Evaluation of stationarity regions in measured non-WSSUS 60 GHz mmWave V2V channels

TL;DR

This paper investigates the stationarity regions of measured 60 GHz V2V channels, revealing how LOS and NLOS conditions affect the size of these regions in time and frequency, with implications for channel modeling.

Contribution

It introduces a method to estimate local scattering functions and define stationarity regions in measured V2V mmWave channels, comparing LOS and NLOS scenarios.

Findings

Large stationarity regions for LOS channels with no relative movement.

NLOS channels dominated by specular reflections have a stationarity bandwidth of 270 MHz.

NLOS channels with rich multipath have shorter stationarity times around 5 ms.

Abstract

Due to high mobility in multipath propagation environments, vehicle-to-vehicle (V2V) channels are generally time and frequency variant. Therefore, the criteria for wide-sense stationarity (WSS) and uncorrelated scattering (US) are just satisfied over very limited intervals in the time and frequency domains, respectively. We test the validity of these criteria in measured vehicular 60 GHz millimeter wave (mmWave) channels, by estimating the local scattering functions (LSFs) from the measured data. Based on the variation of the LSFs, we define time-frequency stationarity regions, over which the WSSUS assumption is assumed to be fulfilled approximately. We analyze and compare both line-of-sight (LOS) and non-LOS (NLOS) V2V communication conditions.
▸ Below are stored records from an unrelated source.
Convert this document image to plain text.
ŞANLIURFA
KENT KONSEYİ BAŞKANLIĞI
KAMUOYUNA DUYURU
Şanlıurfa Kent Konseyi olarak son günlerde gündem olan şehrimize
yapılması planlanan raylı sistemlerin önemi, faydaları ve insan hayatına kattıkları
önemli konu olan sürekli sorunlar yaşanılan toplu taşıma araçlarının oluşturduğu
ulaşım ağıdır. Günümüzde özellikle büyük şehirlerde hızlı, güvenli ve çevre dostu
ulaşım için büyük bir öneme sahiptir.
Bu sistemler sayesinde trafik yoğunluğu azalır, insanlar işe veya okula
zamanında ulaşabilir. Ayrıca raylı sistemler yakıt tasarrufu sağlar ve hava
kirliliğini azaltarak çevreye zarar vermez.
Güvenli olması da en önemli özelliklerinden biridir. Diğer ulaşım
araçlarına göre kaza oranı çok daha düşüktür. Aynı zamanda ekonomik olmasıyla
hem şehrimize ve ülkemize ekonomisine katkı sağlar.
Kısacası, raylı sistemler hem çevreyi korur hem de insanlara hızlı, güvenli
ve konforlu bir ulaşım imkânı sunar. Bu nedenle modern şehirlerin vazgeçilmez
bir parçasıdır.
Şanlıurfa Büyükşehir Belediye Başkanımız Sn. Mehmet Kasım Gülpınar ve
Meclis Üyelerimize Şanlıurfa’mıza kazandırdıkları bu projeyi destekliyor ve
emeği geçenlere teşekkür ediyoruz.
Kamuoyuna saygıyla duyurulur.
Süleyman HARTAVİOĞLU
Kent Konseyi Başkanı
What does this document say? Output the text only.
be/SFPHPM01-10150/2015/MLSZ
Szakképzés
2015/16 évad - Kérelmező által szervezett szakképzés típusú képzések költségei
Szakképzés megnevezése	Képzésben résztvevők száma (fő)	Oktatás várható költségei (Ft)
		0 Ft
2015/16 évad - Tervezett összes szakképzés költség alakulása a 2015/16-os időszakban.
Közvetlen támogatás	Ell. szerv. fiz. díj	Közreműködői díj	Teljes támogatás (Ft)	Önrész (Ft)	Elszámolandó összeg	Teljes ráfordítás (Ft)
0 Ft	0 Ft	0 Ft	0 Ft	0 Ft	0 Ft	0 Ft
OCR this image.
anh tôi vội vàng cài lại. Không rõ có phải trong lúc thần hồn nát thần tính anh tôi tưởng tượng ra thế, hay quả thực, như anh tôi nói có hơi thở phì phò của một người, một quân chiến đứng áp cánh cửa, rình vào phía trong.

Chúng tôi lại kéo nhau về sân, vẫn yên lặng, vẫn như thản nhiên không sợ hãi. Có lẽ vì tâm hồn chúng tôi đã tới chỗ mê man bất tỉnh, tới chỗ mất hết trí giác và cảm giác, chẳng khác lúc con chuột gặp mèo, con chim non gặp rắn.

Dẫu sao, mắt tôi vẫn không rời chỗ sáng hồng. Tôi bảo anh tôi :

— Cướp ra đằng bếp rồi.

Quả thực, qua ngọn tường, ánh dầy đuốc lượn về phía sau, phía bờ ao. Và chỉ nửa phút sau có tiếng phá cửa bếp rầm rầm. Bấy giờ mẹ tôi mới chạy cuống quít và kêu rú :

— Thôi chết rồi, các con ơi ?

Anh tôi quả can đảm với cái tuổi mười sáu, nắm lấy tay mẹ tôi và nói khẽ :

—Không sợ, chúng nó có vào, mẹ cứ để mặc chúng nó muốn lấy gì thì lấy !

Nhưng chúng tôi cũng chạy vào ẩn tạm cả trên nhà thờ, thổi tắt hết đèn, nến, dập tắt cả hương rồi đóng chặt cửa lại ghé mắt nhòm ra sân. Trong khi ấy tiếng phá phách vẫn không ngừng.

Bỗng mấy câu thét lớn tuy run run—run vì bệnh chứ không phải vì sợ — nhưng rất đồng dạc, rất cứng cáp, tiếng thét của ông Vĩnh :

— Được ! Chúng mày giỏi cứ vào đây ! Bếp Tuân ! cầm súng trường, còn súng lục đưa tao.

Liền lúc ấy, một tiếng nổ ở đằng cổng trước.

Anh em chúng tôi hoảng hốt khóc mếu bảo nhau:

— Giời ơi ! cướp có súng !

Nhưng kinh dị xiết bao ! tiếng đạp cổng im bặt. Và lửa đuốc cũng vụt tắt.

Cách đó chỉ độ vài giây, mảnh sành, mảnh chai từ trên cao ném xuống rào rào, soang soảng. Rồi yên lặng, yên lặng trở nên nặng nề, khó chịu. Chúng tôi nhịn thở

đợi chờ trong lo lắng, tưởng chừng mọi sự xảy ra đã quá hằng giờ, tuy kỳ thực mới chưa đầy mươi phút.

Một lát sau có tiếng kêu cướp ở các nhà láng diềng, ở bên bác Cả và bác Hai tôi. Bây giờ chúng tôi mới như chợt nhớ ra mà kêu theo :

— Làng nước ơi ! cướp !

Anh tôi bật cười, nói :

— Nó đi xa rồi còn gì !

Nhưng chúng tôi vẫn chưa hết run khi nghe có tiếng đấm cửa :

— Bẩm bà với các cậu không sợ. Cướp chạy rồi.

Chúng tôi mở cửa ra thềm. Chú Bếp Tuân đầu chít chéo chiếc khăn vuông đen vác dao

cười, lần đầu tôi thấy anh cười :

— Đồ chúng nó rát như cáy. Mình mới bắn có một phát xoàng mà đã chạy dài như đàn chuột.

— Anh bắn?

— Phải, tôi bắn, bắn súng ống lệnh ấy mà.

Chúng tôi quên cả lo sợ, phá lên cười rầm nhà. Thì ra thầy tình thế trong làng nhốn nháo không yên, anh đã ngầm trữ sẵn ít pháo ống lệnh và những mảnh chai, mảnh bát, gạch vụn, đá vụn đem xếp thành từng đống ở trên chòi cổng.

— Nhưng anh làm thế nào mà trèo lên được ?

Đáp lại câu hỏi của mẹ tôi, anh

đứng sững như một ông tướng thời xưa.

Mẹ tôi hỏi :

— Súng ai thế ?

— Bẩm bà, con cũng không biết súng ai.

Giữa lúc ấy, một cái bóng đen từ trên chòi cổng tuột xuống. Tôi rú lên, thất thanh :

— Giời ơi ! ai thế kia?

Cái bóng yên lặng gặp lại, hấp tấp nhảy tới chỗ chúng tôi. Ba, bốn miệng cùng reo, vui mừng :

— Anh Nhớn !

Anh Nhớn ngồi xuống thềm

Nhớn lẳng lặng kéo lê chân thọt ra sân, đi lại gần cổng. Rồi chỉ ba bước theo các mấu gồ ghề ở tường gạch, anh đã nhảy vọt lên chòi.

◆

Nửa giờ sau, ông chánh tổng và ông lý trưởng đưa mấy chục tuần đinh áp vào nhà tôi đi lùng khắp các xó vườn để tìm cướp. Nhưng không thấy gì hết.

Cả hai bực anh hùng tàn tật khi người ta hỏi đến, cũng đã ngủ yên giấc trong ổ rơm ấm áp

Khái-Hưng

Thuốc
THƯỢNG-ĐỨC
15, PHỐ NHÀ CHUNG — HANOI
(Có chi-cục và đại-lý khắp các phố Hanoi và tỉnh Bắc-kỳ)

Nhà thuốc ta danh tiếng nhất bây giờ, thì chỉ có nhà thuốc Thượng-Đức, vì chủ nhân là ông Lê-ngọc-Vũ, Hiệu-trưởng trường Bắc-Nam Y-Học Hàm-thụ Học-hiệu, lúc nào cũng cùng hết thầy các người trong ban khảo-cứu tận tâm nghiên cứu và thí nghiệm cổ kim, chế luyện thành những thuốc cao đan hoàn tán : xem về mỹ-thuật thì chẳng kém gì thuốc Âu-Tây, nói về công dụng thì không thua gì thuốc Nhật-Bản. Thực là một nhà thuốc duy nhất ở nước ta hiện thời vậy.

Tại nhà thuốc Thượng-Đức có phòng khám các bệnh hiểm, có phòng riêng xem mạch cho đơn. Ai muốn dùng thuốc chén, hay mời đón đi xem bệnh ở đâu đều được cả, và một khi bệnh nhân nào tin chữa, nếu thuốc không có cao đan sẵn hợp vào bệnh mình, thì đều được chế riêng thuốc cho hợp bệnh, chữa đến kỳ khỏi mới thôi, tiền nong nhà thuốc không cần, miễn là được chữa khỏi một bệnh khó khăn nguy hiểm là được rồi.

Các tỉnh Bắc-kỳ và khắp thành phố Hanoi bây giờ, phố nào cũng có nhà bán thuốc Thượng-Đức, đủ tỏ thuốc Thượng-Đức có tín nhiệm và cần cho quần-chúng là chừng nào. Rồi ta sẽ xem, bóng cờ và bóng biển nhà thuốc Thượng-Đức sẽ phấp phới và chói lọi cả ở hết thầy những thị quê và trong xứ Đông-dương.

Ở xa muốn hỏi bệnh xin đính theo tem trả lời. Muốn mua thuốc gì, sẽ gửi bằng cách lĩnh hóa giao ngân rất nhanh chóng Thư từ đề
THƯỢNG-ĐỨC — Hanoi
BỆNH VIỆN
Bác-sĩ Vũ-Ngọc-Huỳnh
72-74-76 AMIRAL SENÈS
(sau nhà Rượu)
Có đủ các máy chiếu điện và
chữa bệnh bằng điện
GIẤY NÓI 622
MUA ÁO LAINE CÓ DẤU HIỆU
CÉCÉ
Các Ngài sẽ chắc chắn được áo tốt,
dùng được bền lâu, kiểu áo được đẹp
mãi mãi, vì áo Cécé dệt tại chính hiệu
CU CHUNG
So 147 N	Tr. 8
We observe large stationarity regions for channels with a dominant LOS connection, without relative movement between the transmitting and receiving vehicle. In the same measured urban driving scenario, modified by eliminating the LOS component in the post-processing, the channel is dominated by specular components reflected from an overpassing vehicle with a relative velocity of 56 km/h. Here, we observe a stationarity bandwidth of 270 MHz. Furthermore, the NLOS channel, dominated by a single strong specular component, shows a relatively large average stationarity time of 16 ms, while the stationarity time for the channel with a rich multipath profile is much shorter, in the order of 5 ms.